Air dengan penampilan keruh atau tidak tembus pandang  dapat dipastikan memiliki tingkat atau kadar kekeruhan yang tinggi, sementara air yang jernih atau tembus pandang pasti memiliki kadar kekeruhan lebih rendah. Nilai kekeruhan yang tinggi dapat disebabkan oleh partikel yang terlarut dalam air seperti lumpur, tanah liat, mikroorganisme, dan material organik. Berdasarkan keterangan diatas, kekeruhan bukan merupakan ukuran langsung dari partikel-partikel akan tetapi merupakan suatu ukuran bagaimana sebuah partikel menghamburkan cahaya dalam suatu cairan[1].

2. Prinsip Pengukuran Kekeruhan

Pengukuran atau analisa kekeruhan dan kejernihan pada air sangat penting dalam proses industri, seperti pada produksi air minum atau minuman, pengolahan makanan, dan instalasi  pengolahan air minum. Serta dalam pengolahan sumber air bersih. Dalam proses pengolahan dan produksi air minum, nilai kekeruhan dapat dijadikan sebagai indikator keberadaan bakteri patogen, atau partikel yang dapat melindungi organisme berbahaya dari proses desinfeksi. Oleh sebab itu, pengukuran tingkat kekeruhan sangat berguna untuk instalasi pengolahan air untuk memastikan kebersihannya. Pada proses industri, kekeruhan dapat menjadi bagian dari Quality Control untuk memastikan efisiensi dalam pengolahan atau proses industri terkait[1].

Tujuan deteksi kekeruhan adalah untuk mengetahui macam partikel penyebab pencemar air yang dideteksi. Deteksi kekeruhan (turbiditas) pada air minum dapat dilakukan dengan alat turbidimeter dan dinyatakan dengan satuan NTU  (Nephelometric Turbidity Unit). Kekeruhan sering diukur dengan metode Nephelometric. Pada metode ini, sumber cahaya dilewatkan pada sampel dan intensitas cahaya yang dipantulkan oleh bahan-bahan penyebab kekeruhan diukur dengan menggunakan suspensi polimer formazin sebagai larutan standar. Satuan kekeruhan yang diukur dengan metode Nephelometric adalah NTU (Nephelometric Turbidity Unit). Kekeruhan dalam air minum/air bersih tidak boleh lebih dari 5 NTU. Penurunan kekeruhan ini sangat diperlukan karena selain ditinjau dari segi estetika yang kurang baik juga proses desinfeksi untuk air keruh sangat sukar, hal ini disebabkan karena penyerapan beberapa koloid dapat melindungi organisme dari disinfeksi[2].
Gambar 2. Prinsip pengukuran turbiditas dengan metode nephelometric[3]
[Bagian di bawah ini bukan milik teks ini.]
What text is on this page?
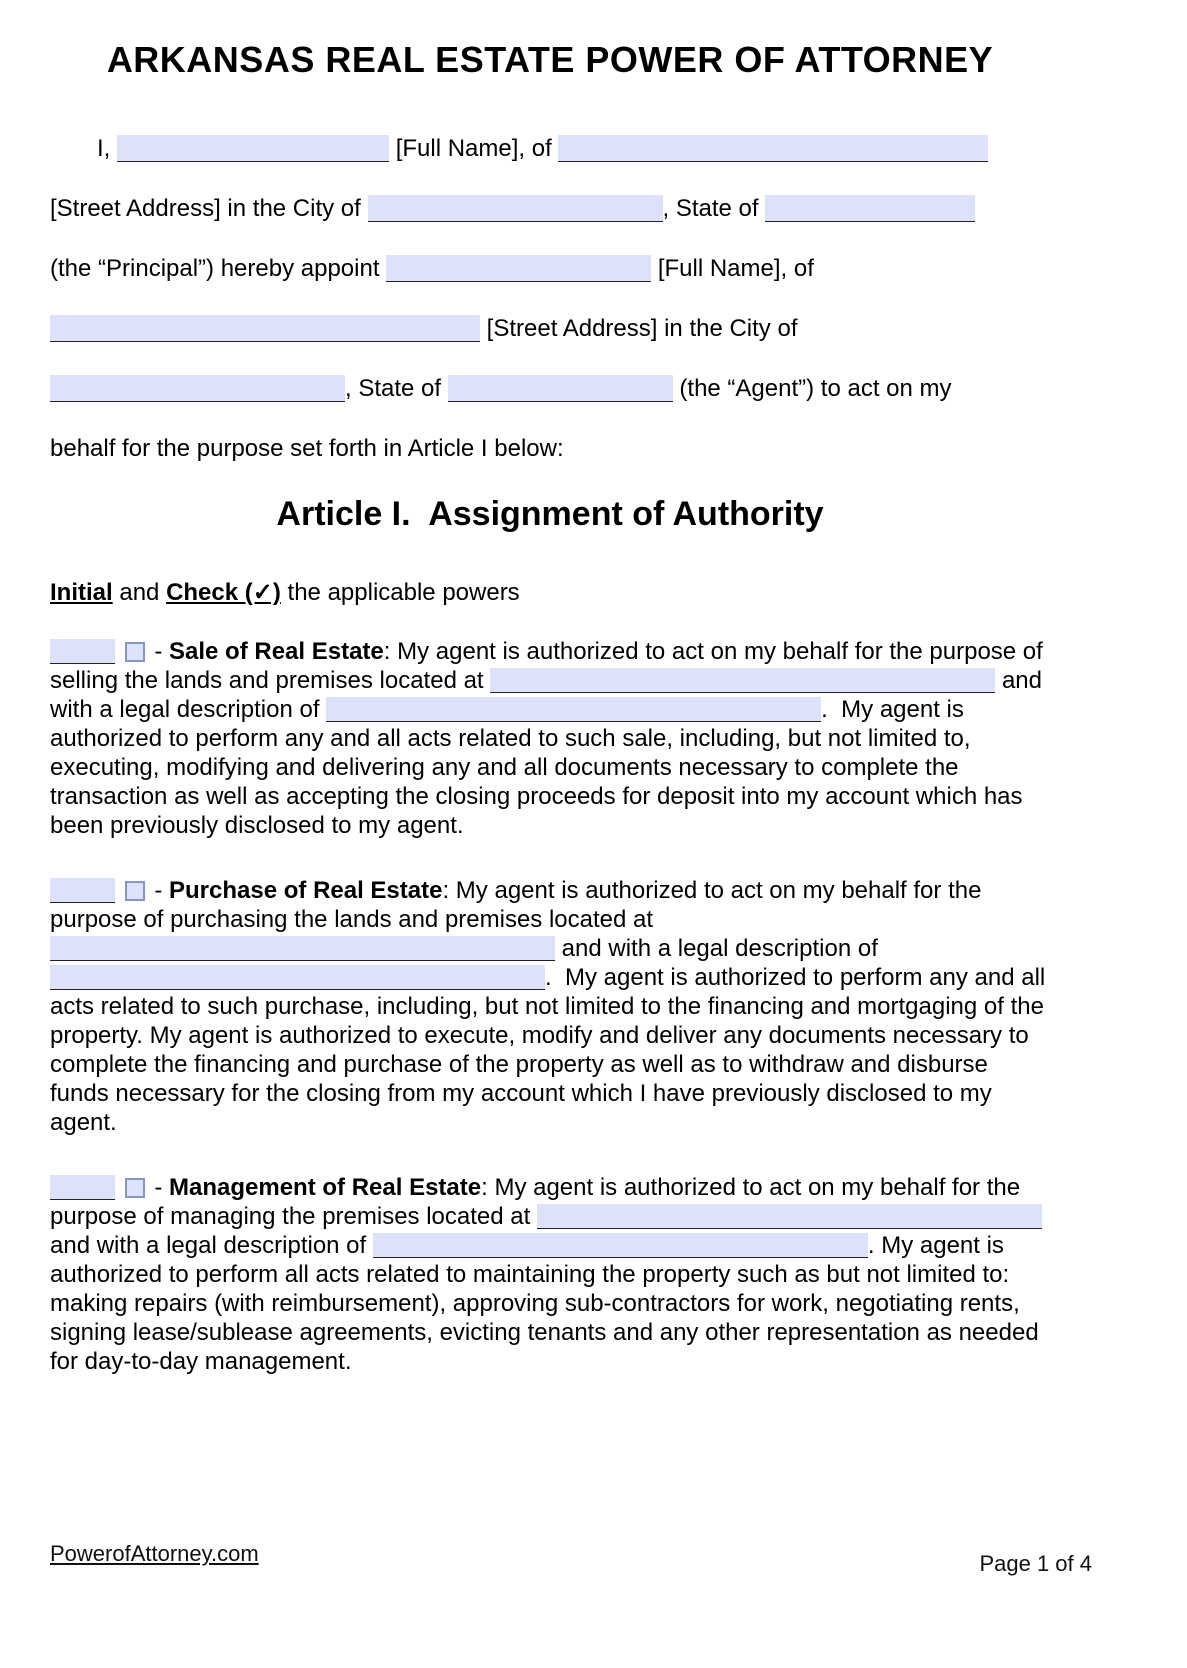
ARKANSAS REAL ESTATE POWER OF ATTORNEY

I,	[Full Name], of

[Street Address] in the City of	, State of

(the “Principal”) hereby appoint	[Full Name], of

[Street Address] in the City of

, State of	(the “Agent”) to act on my

behalf for the purpose set forth in Article I below:

Article I.  Assignment of Authority

Initial and Check (✓) the applicable powers

- Sale of Real Estate: My agent is authorized to act on my behalf for the purpose of selling the lands and premises located at	and with a legal description of	.  My agent is authorized to perform any and all acts related to such sale, including, but not limited to, executing, modifying and delivering any and all documents necessary to complete the transaction as well as accepting the closing proceeds for deposit into my account which has been previously disclosed to my agent.

- Purchase of Real Estate: My agent is authorized to act on my behalf for the purpose of purchasing the lands and premises located at  and with a legal description of .  My agent is authorized to perform any and all acts related to such purchase, including, but not limited to the financing and mortgaging of the property. My agent is authorized to execute, modify and deliver any documents necessary to complete the financing and purchase of the property as well as to withdraw and disburse funds necessary for the closing from my account which I have previously disclosed to my agent.

- Management of Real Estate: My agent is authorized to act on my behalf for the purpose of managing the premises located at  and with a legal description of	. My agent is authorized to perform all acts related to maintaining the property such as but not limited to: making repairs (with reimbursement), approving sub-contractors for work, negotiating rents, signing lease/sublease agreements, evicting tenants and any other representation as needed for day-to-day management.

PowerofAttorney.com	Page 1 of 4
Sistem optik (gambar referensi) termasuk lampu tungsten - filamen, detektor 90° untuk memonitor cahaya tersebar dan detektor cahaya yang ditransmisikan. Mikroprosesor instrumen menghitung rasio sinyal - sinyal dari 90° dan detektor cahaya yang ditransmisikan. Teknik rasio ini mengoreksi gangguan dari warna dan / atau cahaya penyerapan bahan (seperti karbon aktif) dan mengkompensasi fluktuasi intensitas lampu , memberikan stabilitas kalibrasi jangka panjang . Desain optik juga meminimalkan cahaya liar dan meningkatkan akurasi pengukuran[3].

Turbiditas diukur dengan turbidiuster yang mengukur kemampuan cahaya untuk melewati suatu contoh air. Partikel yang tersuspensi tersebut akan menyebar cahaya yang datang, sehingga menurunkan intensitas cahaya yang disebarkan. Padatan yang tersuspensi dalam air umumnya terdiri dari fitoplankton, zooplankton, kotoran hewan, sisa tanaman dan hewan, kotoran manusia, dan limbah industri. Kejernihan dan warna air akan dipengaruhi oleh padatan terlarut dan tersuspensi. Kejernihan air yang rendah menunjukkan produktivitas tinggi, karena sifat kejernihan ada hubungannya dengan produktivitas. Jika konsentrasi bahan tersuspensi tinggi, maka sinar matahari tidak dapat menembus ke dalam air dengan sempurna[2].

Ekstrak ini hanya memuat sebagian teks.